1. cats have four legs

2. cats have tails

If we use these phrases in combination, the phrase “cats have four legs and cats have tails” is true, of course. If we negate both of these phrases, “cats do not have four legs and cats do not have tails” is false. But even if we make one of these phrases false, the combination also becomes false: “cats have four legs and cats do not have tails” is a false phrase. Likewise, “cats do not have four legs and cats have tails” is still false.

Let’s try this same concept out in Python by using some numerical expressions:

>>> 1 < 2 and 3 < 4 # both are True

True

>>> 2 < 1 and 4 < 3 # both are False

False

>>> 1 < 2 and 4 < 3 # second statement is False

False

>>> 2 < 1 and 3 < 4 # first statement is False

False

1. 1 < 2 and 3 < 4 : both statements are True , so the combination is also True

2. < 1 and 4 < 3 : both statements are False , so their combination is also False

3. 1 < 2 and 4 < 3 : the first statement ( 1 < 2 ) is True , while the second statement ( 4 < 3 ) is False ; since both statements have to be True , combining them with the and keyword gives us False

4. 2 < 1 and 3 < 4 : the first statement ( 2 < 1 ) is False , while the second

statement ( 3 < 4 ) is True ; again, since both statements have to be True ,

combining them with the and keyword gives us False.

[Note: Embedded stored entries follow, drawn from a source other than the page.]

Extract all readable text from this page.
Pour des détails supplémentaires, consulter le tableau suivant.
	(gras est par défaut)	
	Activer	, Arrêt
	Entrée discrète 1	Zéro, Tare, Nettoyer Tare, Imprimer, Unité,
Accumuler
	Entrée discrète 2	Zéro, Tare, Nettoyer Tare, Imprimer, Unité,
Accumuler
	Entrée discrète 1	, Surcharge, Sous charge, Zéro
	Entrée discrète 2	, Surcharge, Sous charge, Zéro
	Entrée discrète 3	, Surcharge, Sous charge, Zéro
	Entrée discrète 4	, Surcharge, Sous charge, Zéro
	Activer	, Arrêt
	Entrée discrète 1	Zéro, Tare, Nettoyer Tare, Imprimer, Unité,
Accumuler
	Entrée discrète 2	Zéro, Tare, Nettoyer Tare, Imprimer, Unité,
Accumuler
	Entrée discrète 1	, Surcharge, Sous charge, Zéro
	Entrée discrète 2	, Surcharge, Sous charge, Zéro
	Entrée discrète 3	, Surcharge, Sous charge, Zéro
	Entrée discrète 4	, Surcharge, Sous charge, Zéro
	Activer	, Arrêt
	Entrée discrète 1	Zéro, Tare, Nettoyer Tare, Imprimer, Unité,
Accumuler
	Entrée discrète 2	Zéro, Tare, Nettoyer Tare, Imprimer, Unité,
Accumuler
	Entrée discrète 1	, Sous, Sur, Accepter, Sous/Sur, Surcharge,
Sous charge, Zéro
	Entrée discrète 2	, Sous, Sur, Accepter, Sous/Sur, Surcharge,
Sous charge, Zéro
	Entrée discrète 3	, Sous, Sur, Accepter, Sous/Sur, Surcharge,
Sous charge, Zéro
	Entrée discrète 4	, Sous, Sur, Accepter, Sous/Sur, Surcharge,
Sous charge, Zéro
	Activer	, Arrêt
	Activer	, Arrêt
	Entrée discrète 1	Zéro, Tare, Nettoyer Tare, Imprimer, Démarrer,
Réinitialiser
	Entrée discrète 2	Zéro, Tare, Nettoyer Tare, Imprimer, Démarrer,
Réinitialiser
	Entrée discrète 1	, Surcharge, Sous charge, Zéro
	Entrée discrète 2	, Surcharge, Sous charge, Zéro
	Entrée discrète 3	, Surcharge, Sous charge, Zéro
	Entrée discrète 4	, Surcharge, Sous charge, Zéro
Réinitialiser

We can summarize these results as follows:

Combination using and — -> Result

1. True and True — -> True

2. True and False — -> False

3. False and True → False

4. False and False — -> False

>>> True and True

True

>>> True and False

False

>>> False and True

False

>>> False and False

False.

or keyword::

The or keyword means that at least one value must be true. When we say the word “or” in everyday conversation, sometimes we mean an “exclusive or” — this means that only the first option or the second option can be true. We use an “exclusive or” when we say a phrase such as, “I can stay or I can go.” I can’t do both — only one of these options can be true.

However, in programming we use an “inclusive or” since we also want to include the possibility that both values are true. For instance, if we said the phrase, “we can have ice cream or we can have cake,” we also want the possibility of ice cream and cake, so we use an “inclusive or” to mean “either ice cream, or cake, or both ice cream and cake.”

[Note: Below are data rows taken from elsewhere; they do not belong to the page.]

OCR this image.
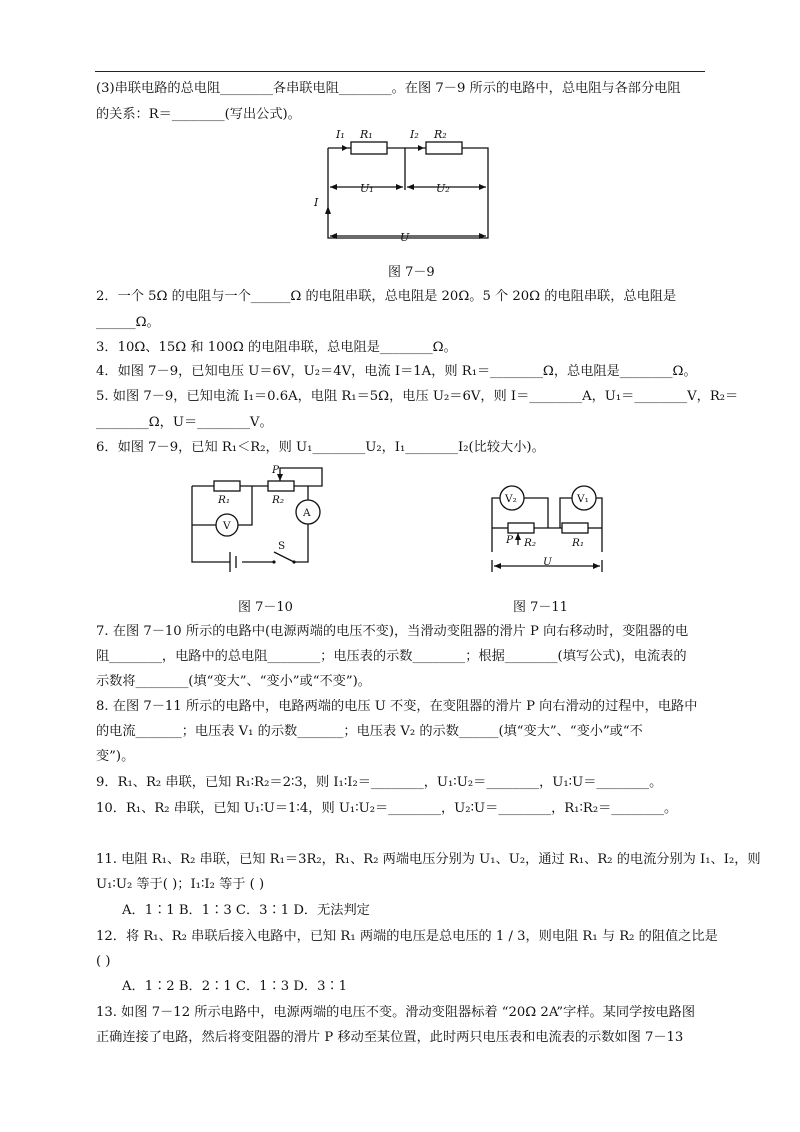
(3)串联电路的总电阻________各串联电阻________。在图 7－9 所示的电路中，总电阻与各部分电阻
的关系：R＝________(写出公式)。
2．一个 5Ω 的电阻与一个______Ω 的电阻串联，总电阻是 20Ω。5 个 20Ω 的电阻串联，总电阻是
______Ω。
3．10Ω、15Ω 和 100Ω 的电阻串联，总电阻是________Ω。
4．如图 7－9，已知电压 U＝6V，U₂＝4V，电流 I＝1A，则 R₁＝________Ω，总电阻是________Ω。
5. 如图 7－9，已知电流 I₁＝0.6A，电阻 R₁＝5Ω，电压 U₂＝6V，则 I＝________A，U₁＝________V，R₂＝
________Ω，U＝________V。
6．如图 7－9，已知 R₁＜R₂，则 U₁________U₂，I₁________I₂(比较大小)。
7. 在图 7－10 所示的电路中(电源两端的电压不变)，当滑动变阻器的滑片 P 向右移动时，变阻器的电
阻________，电路中的总电阻________；电压表的示数________；根据________(填写公式)，电流表的
示数将________(填“变大”、“变小”或“不变”)。
8. 在图 7－11 所示的电路中，电路两端的电压 U 不变，在变阻器的滑片 P 向右滑动的过程中，电路中
的电流_______；电压表 V₁ 的示数_______；电压表 V₂ 的示数______(填“变大”、“变小”或“不
变”)。
9．R₁、R₂ 串联，已知 R₁∶R₂＝2∶3，则 I₁∶I₂＝________，U₁∶U₂＝________，U₁∶U＝________。
10．R₁、R₂ 串联，已知 U₁∶U＝1∶4，则 U₁∶U₂＝________，U₂∶U＝________，R₁∶R₂＝________。
11. 电阻 R₁、R₂ 串联，已知 R₁＝3R₂，R₁、R₂ 两端电压分别为 U₁、U₂，通过 R₁、R₂ 的电流分别为 I₁、I₂，则
U₁∶U₂ 等于( )；I₁∶I₂ 等于 ( )
A．1∶1 B．1∶3 C．3∶1 D．无法判定
12．将 R₁、R₂ 串联后接入电路中，已知 R₁ 两端的电压是总电压的 1 / 3，则电阻 R₁ 与 R₂ 的阻值之比是
( )
A．1∶2 B．2∶1 C．1∶3 D．3∶1
13. 如图 7－12 所示电路中，电源两端的电压不变。滑动变阻器标着 “20Ω 2A”字样。某同学按电路图
正确连接了电路，然后将变阻器的滑片 P 移动至某位置，此时两只电压表和电流表的示数如图 7－13
I₁ R₁	I₂ R₂
U₁	U₂
I
U
图 7－9
P
R₁	R₂
A
V
S
图 7－10
V₂	V₁
P R₂	R₁
U
图 7－11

Again, we can try this concept out in Python by using some numerical expressions:

>>> 1 < 2 or 3 < 4 # both are True

True

>>> 2 < 1 or 4 < 3 # both are False

False

>>> 1 < 2 or 4 < 3 # second statement is False

True

>>> 2 < 1 or 3 < 4 # first statement is False

True

If any part of our expression is True, even if both parts are True, the result will also be True. We can summarize these results as follows:

Combination using or — -> Result

1. True or True — -> True

2. True or False — -> True

3. False or True → True

4. False or False — -> False

>>> True or True

True

>>> True or False

True

>>> False or True

True

>>> False or False

False

We can also combine the “and” and “or” keywords using parentheses to create more complicated statements to evaluate, such as the following:

>>> False or (False and True)

False

>>> True and (False or True)

True

not keyword::

Finally, as you would expect, the not keyword simply reverses the truth of a single statement:

Effect of using not — -> Result

1. not True — -> False

2. not False — -> True

Using parentheses for grouping statements together, we can combine these keywords with True and False to create more complex expressions. For instance:

>>> (not False) or True

True

>>> False or (not False)

True

We can now combine these keywords with the boolean comparators that we learned in the previous section to compare much more complicated expressions.

example:

True and not (1 != 1)

We can break this statement, as follows:

1. We know that 1 == 1 is True , therefore…

2. 1 != 1 is False , therefore… not (1 != 1) can be simplified to not ( False`)

3. not False is True

4. Now we can use this partial result to solve the full expression…

5. True and not (1 != 1) can be simplified to True and True

6. True and True evaluates to be True

When working through complicated expressions, the best strategy is to start with the most complicated part (or parts) of the expression and build outward from there.

example:

(“A” != “A”) or not (2 >= 3)

We can break this expression down into two sections, then combine them:

1. We’ll start with the expression on the left side of the or keyword

2. We know that “A” == “A” is True , therefore…

3. “A” != “A” is False , and the left side of our expression is False

4. Now on the right side of the or , 2 >= 3 is False , therefore… not (2 >= 3) is True

5. So our entire expression simplifies to False or True

6. False or True evaluates to be True.